Social Movement Organization Leaders and the Creation of Markets for “Local” Goods
基于对本地主义运动的访谈研究,揭示了社会运动组织领导者如何通过双重角色(组织合法化与运动合法化)推动本地商品市场的创建,并分析了不同策略对消费者行为、生产者技能及交换性质的影响。
Research illustrates that social movements can fuel new markets and that these markets can create social change, but the role of leaders in this process is less understood. This exploratory interview-based study of the localism movement contributes to such understanding. It articulates the relationship of social movement leaders and the legitimacy of their organizations to new market creation. Specifically, leaders in this study engaged in a dual role to legitimize their organizations and to legitimize the movement. At an organizational level, leaders chose strategies that conformed to a conventional organizational model of the social movement organization (SMO) as a business network, much like a local chamber of commerce.
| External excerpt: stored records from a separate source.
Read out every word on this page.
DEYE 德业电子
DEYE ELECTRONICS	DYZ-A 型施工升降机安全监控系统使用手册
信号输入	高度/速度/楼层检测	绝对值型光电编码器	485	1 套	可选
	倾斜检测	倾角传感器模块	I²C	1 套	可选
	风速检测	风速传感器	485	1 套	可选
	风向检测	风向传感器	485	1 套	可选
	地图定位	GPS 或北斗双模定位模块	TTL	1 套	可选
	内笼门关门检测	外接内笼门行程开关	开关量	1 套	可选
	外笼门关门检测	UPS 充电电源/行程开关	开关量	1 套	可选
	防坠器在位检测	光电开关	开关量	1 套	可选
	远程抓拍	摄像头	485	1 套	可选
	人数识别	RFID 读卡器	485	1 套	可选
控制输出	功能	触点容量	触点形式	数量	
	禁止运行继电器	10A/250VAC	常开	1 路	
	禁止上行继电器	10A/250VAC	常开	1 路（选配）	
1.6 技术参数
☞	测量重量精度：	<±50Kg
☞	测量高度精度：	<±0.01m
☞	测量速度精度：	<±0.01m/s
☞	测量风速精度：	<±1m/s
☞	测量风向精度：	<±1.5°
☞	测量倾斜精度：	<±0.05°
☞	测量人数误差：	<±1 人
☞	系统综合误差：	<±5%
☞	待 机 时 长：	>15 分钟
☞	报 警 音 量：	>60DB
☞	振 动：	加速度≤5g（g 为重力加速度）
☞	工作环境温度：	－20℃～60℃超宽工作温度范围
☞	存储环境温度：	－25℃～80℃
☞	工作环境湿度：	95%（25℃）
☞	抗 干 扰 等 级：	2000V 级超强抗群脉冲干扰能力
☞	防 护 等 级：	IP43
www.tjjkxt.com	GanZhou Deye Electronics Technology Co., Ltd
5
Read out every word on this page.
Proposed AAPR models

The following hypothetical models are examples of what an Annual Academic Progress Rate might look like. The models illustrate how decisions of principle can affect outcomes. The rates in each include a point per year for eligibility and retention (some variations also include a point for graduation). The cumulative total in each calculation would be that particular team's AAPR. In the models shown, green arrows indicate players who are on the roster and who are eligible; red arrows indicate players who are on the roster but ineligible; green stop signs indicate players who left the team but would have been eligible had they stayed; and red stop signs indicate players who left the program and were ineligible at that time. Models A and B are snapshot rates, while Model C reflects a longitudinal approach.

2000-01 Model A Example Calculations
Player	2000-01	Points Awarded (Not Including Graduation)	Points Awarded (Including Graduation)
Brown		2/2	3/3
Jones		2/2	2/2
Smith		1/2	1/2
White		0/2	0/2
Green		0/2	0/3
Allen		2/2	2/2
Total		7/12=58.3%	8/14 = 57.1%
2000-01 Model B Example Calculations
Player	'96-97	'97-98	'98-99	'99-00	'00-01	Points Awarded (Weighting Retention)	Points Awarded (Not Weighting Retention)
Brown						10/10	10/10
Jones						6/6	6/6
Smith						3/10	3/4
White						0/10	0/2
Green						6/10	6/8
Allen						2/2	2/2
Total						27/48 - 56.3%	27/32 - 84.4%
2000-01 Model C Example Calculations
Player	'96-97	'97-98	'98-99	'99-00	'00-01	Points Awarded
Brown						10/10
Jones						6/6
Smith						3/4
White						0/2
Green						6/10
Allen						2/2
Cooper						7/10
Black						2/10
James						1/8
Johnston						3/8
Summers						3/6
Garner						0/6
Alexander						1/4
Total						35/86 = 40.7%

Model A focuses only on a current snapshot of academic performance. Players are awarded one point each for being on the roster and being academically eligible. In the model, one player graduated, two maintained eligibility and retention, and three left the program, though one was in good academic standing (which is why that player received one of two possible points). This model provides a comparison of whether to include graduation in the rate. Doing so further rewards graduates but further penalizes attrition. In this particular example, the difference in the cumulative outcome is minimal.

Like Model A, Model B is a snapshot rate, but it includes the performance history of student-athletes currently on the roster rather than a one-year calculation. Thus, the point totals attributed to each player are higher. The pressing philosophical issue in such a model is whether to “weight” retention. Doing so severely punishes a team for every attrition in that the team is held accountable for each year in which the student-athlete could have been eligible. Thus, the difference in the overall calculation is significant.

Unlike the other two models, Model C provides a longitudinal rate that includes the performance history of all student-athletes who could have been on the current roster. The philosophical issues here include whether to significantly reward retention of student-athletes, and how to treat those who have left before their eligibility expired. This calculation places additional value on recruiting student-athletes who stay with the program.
At a movement level, the SMO’s level of legitimacy influenced the leader’s choice of strategies to grow a “local” market. These strategies aimed, primarily, to shape consumer purchase behavior and, secondarily, to foster the development of producers’ skills, and only in a tertiary way, to alter the nature of exchange. Finally, this study’s findings suggest a tension between the dual roles that may ultimately challenge the efficacy of the movement.